2) extract_element (soon to be removed)

Maps 1:1 with LLVM’s extractelement. Lowering to LLVM here.

3) shuffle

Maps almost 1:1 with LLVM’s shufflevector, although the vector dialect versions supports high-rank vectors.

4) extract_strided_slice

This doesn’t map to a single LLVM operation, and has lowering patterns applied to it that convert it to vector.extract and vector.shuffle ops during LLVM conversion (see here). This op is neither a super-set of extract because it does not support dynamic position, nor is it a subset, because it slices dimensions (extract just takes a suffix shape). It is also incomplete, because striding was never implemented.

5) to_elements (proposed)

The new op. How will vector.to_elements lower to LLVM? I imagine it must ultimately lower to a sequence of llvm.extractelements? Not sure how that would fit into deprecating vector.extract.

so lots of ways to extract vectors/scalars from vectors! It would definitely be interesting to explore reducing this set, and in my mind merging extract_strided_slice and extract into a single op isn’t unthinkable. My main concern is that these ops are used extensively downstream, and so removing/modifying them will be challenging.

Thanks a lot for the feedback!

Good point! Replacing vector.extract was not in my original plans and I missed the dynamic case when discussing this point in the PR. You are right, supporting dynamic extraction in its most generic form is likely not feasible with vector.to_elements so vector.extract would need to stay around for these cases. I think we need to build expertise around this to better understand the role we want vector.extract to play in the end. Also agree that this is not something we have to decide right now.

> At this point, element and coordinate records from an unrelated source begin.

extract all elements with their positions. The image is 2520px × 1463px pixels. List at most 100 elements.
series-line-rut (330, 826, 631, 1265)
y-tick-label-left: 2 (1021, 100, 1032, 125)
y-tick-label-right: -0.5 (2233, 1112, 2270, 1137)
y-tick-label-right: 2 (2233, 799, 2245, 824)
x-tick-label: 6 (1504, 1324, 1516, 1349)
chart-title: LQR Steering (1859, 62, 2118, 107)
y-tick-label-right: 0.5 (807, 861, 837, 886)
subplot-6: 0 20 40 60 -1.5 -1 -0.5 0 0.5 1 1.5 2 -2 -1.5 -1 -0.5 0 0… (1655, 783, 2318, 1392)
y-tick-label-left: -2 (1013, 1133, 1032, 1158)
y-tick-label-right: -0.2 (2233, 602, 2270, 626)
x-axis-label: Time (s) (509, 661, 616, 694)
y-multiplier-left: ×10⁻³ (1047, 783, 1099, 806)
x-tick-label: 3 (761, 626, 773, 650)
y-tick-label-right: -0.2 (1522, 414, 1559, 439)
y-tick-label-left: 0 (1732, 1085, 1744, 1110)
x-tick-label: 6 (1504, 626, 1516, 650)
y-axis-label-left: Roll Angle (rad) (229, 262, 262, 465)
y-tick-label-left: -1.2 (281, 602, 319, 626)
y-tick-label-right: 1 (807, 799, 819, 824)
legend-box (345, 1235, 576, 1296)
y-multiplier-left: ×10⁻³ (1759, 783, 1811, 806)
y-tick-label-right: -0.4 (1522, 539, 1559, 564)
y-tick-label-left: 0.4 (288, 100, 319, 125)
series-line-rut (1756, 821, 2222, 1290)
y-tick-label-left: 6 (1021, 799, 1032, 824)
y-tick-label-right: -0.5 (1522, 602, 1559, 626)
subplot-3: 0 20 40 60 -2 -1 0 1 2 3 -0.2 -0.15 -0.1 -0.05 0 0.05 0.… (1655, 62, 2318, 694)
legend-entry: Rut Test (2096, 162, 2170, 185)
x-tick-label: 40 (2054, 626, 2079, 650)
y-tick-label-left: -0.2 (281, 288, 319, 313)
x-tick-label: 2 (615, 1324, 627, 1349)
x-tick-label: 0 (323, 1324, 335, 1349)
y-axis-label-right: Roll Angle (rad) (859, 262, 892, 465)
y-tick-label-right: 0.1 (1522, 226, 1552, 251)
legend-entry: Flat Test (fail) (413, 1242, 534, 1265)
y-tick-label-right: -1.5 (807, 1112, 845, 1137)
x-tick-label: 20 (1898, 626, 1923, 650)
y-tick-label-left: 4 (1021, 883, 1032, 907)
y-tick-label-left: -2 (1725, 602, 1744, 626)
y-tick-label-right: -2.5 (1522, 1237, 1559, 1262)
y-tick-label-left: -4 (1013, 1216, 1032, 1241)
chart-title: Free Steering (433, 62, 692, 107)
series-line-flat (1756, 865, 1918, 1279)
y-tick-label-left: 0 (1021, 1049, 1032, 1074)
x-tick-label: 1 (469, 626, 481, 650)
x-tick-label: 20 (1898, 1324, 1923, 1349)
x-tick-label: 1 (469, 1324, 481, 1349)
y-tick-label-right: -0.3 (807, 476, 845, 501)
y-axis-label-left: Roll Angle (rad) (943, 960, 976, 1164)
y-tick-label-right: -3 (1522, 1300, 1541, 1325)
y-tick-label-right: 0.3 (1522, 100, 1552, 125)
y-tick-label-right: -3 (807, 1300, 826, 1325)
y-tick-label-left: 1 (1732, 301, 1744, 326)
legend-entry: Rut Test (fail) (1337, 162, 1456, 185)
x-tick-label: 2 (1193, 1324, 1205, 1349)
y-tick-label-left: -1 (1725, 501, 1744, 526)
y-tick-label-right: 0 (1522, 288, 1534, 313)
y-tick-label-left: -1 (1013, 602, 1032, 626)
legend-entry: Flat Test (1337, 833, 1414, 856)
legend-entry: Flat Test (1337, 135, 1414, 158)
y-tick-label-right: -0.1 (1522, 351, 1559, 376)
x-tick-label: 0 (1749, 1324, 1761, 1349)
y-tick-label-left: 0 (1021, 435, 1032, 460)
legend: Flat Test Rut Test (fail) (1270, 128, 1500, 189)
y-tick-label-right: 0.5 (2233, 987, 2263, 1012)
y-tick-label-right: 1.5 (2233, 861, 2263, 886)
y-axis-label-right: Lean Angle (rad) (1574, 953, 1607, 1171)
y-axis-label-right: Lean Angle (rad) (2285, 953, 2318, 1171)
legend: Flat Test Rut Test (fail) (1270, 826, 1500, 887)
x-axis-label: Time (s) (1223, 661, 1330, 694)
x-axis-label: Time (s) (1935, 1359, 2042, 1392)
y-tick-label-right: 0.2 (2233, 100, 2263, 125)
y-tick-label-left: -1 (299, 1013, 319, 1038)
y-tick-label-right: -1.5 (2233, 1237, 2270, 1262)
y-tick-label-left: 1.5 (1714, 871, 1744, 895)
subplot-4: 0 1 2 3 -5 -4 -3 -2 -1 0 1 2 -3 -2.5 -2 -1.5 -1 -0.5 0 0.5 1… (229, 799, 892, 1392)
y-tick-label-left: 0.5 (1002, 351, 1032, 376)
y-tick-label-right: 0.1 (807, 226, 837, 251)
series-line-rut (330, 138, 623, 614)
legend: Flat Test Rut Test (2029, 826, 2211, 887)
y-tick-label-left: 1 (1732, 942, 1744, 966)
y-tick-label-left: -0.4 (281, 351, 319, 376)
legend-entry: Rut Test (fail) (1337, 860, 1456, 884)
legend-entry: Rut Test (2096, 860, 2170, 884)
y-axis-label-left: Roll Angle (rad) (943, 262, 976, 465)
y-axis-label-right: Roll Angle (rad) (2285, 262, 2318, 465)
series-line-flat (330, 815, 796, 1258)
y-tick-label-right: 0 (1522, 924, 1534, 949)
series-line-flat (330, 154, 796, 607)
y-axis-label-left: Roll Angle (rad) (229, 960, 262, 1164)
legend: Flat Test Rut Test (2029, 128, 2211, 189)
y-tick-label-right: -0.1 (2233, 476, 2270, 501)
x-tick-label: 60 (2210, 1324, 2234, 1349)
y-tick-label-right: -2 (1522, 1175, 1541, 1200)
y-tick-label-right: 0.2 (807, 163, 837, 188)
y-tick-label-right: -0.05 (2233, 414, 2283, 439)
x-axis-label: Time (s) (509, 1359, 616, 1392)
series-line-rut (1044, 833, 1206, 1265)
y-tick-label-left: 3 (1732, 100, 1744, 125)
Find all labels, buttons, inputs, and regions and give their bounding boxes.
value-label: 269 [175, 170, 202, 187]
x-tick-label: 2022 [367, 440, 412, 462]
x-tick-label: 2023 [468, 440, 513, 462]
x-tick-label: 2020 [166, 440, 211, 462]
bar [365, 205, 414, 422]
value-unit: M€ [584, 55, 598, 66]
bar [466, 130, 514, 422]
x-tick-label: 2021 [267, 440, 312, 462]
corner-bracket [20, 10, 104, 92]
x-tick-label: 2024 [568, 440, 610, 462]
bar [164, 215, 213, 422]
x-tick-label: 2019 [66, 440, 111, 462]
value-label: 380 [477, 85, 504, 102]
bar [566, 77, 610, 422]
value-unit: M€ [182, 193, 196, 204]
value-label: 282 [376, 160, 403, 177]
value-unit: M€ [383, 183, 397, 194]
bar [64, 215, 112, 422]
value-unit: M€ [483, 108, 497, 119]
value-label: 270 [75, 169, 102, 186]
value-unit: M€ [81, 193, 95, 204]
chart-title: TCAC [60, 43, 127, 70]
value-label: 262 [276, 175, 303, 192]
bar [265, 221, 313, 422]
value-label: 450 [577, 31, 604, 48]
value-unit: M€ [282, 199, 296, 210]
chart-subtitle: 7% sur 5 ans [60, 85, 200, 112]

Each extracted element would need an OpResult (Value) instance. All of them with the same type. It’s not too bad. This was also my concern initially but I realized that the “large vector with only a few extracts” scenario is also relatively rare. Manipulating large vectors typically entails transforming the whole vector in one way or another. Worst case scenario, we can leverage vector.extract for these cases as well.

On the MLIR side, we have support for everything that can be lowered to LLVM. I’m not sure if we can do more than that. To clarify, the lowering to LLVM of dynamic extractions is supported for 1-D vectors or n-D vectors with trailing static indices (some tests). However, n-D vectors with trailing dynamic indices are not supported because, when n-D vectors reach LLVM, they are lowered to LLVM array types, which don’t allow dynamic extraction.

Interesting enough, this proposal brough the vector.extractelement back to mind and I had sent a few PRs ([1], [2] and [3]) over the weekend to make progress on its deprecation. vector.extractelements should be gone probably before EOM.

This simplification could make sense! It ultimately depends on the use cases we end up needing vector.extract for. The vector.extract_strided_slice is a different beast but it might make sense to delegate vector.extract extractions to it if we don’t have many use cases. The fact that support for strides > 1 hasn’t been implemented over time may also indicate that we don’t need that functionality. Again, I think we need to build some experience to make a more informed decision here.

1 Like

Thank you all for the feedback. If no more questions or concerns, could I get an approval on [mlir][Vector] Add vector.to_elements op? Thanks!